The survey was conducted in January — during the longest U.S. government shutdown in history.
The big picture: The construction and real estate industries were responsible for over 10% of overall economic growth in 2017, the latest full year for which data are available. But there are mixed signals about the strength of the sector.
Overall construction spending topped economists' expectations in January, but the Commerce Department also said that spending in the final 2 months of 2018 was weaker than initially reported.
- That could shave up to 0.3 percentage points off of fourth quarter GDP, says Liz Ann Sonders, chief investment strategist at Charles Schwab, which was already dragged down by lackluster home construction.
The drop-off in construction jobs last month was steep — employment at construction sites saw the biggest drop since December 2013 (though many economist chalk that up to colder temperatures in February).
The other side: Michael Bellaman, the head of the Associated Builders and Contractors, a trade group that represents over 20,000 construction firms, tells Axios the overall construction industry remains strong.
- "There's a high level of confidence in the business community. What that means is if I'm a CEO, I'm going to invest in a construction project. I'm going to build a new building," Bellaman said.
- The trade group conducts its own confidence survey, the Construction Confidence Index, which recently showed waning confidence of commercial builders at the end of last year, but signaled "ongoing expansion in construction activity."
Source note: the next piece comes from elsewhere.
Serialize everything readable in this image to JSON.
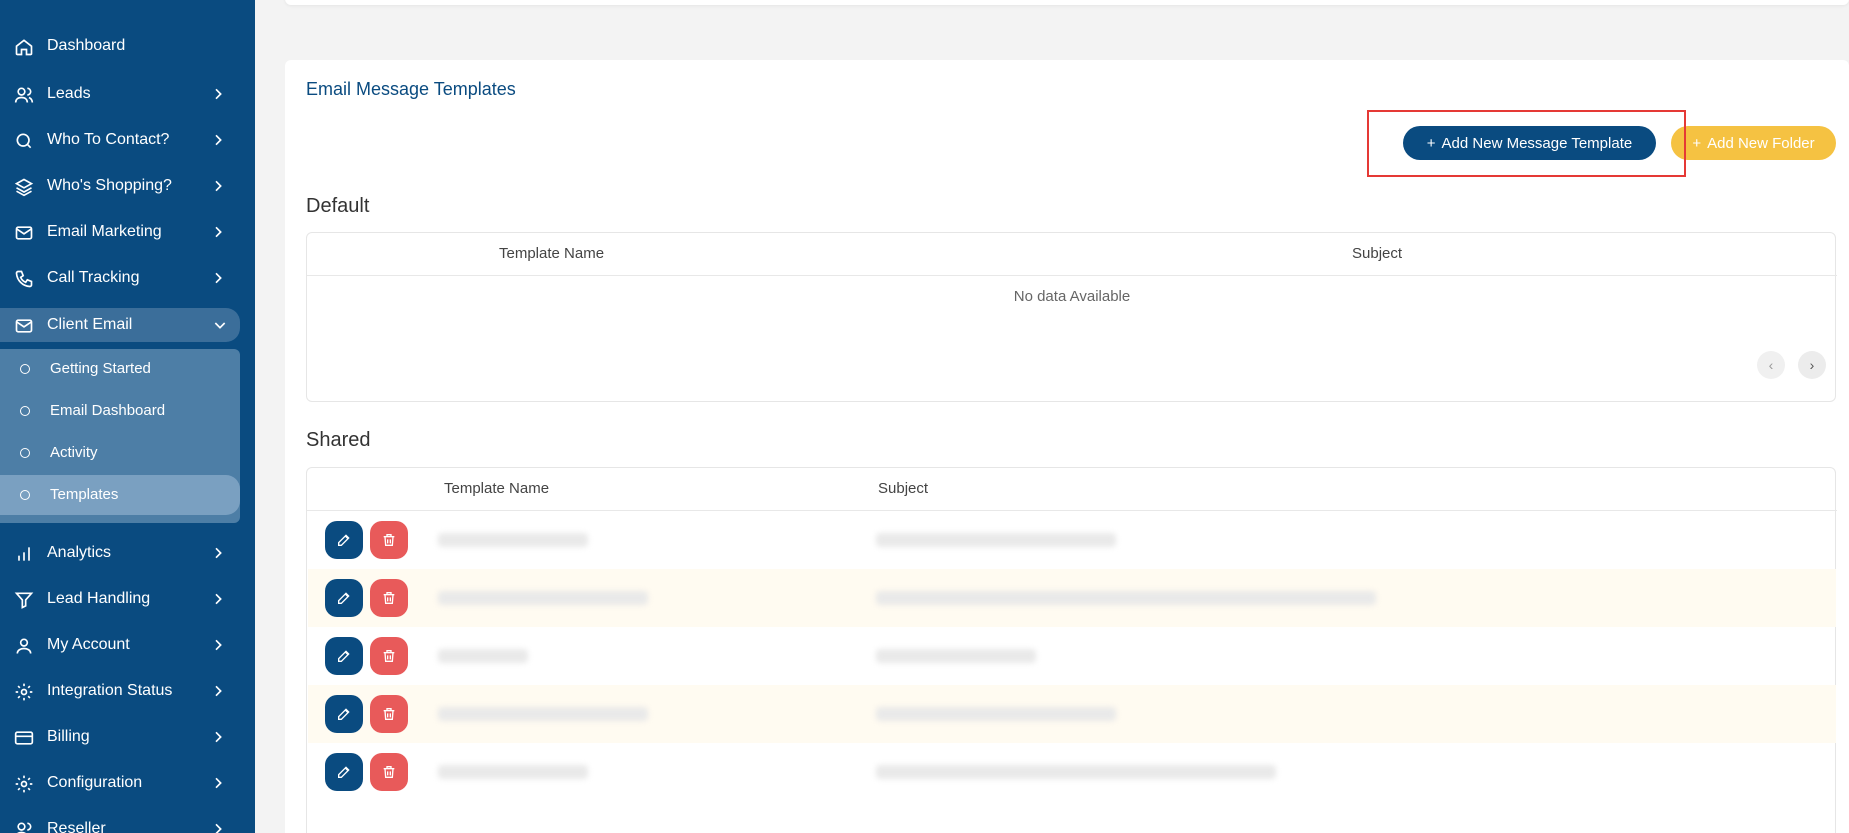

4. A bigger picture of Boeing's stock
Boeing's stock broke its losing streak on Wednesday and closed slightly higher after its biggest 2-day selloff in 10 years. The stock initially dropped 3% after the FAA announced the U.S. would ground the 737 MAX aircraft, Courtenay writes.
The big picture: Shares of Boeing still closed nearly 17% higher than where they opened this year, as Axios' Dan Primack points out.
- Our thought bubble, per Dan: This is all quite terrible for Boeing, but investors aren't bailing on the stock quite to the extent that the headlines might suggest.
What they're saying: Analysts are playing down the the long-term effects to Boeing's business.
- "We still view Boeing's financial strength and liquidity position as solidly positioned to navigate any additional costs arising from repairs or financial penalties to operators," Roger King, an analyst at CreditSights, wrote in a note.
- "The airplane market is a duopoly. The [airlines] can't go to Airbus because those planes are booked out for nine years," King said.
- "[Boeing] is doing all they can and I expect these planes to be back in the air within weeks if not sooner," Jim Corridore, equity analyst at CFRA Research told CNBC. "There's a lot to be said about looking at the long-term track record of Boeing and where the airline industry and the commercial aerospace industry will be over the next 10 years if you're looking at an investment in this stock."
Editor's note: The top story was corrected to show Maastricht limits say government deficit should be no greater than 3% of GDP (not 60%).